James R. Rigas; Vincent A. Miller; Zuo Feng Zhang; David S. Klimstra; William P. Tong; Mark G. Kris; Raymond P. Warrell

Metabolic phenotypes of retinoic acid and the risk of lung cancer

James R. Rigas, Vincent A. Miller, Zuo Feng Zhang, David S. Klimstra, William P. Tong, Mark G. Kris, Raymond P. Warrell

Cancer Systems Imaging

Research output: Contribution to journal › Article › peer-review

15 Scopus citations

Abstract

The metabolic activity of cytochrome P-450 enzymes has been associated with an increased risk of developing lung cancer. We found previously that all-trans retinoic acid is catabolized by these oxidative enzymes, and that an inhibitor of this system discriminated between two populations of lung cancer patients. We examined the association between this metabolic phenotype and the risk of lung cancer in 85 subjects.
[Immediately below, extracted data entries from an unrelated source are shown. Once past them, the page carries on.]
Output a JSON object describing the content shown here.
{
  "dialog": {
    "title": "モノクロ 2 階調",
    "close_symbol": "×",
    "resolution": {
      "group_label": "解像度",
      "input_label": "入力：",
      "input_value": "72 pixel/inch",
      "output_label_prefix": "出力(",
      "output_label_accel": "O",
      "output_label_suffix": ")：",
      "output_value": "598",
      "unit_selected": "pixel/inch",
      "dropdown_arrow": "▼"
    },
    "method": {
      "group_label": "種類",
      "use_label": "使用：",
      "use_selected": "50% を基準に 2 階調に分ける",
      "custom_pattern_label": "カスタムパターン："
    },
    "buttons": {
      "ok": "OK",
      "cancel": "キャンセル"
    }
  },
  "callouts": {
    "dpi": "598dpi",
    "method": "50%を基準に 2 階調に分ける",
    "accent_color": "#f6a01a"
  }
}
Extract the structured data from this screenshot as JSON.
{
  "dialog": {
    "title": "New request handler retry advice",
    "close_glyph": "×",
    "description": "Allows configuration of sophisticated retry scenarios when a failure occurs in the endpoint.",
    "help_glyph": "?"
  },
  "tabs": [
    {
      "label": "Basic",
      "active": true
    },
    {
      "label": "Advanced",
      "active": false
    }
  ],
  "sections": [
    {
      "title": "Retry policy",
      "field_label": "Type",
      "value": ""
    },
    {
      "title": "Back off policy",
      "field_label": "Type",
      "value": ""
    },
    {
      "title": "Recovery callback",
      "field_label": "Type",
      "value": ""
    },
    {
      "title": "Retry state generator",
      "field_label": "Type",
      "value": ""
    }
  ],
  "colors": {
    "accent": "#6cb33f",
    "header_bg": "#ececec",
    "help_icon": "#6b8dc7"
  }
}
The area under the plasma concentration x time curve (AUC) was calculated after a single oral dose of all-trans retinoic acid (45 mg/m²). The mean AUC for patients who had either squamous or large cell carcinomas was significantly lower than that of patients with adenocarcinomas (P = 0.0001) or control subjects (P = 0.01). Individuals with an AUC < 250 ng · h/ml had a greater likelihood of having squamous or large cell carcinoma (odds ratio = 5.93). This study suggests that the 'rapid' catabolism of all-trans retinoic acid is linked to an increased risk of squamous or large cell cancers of the lung.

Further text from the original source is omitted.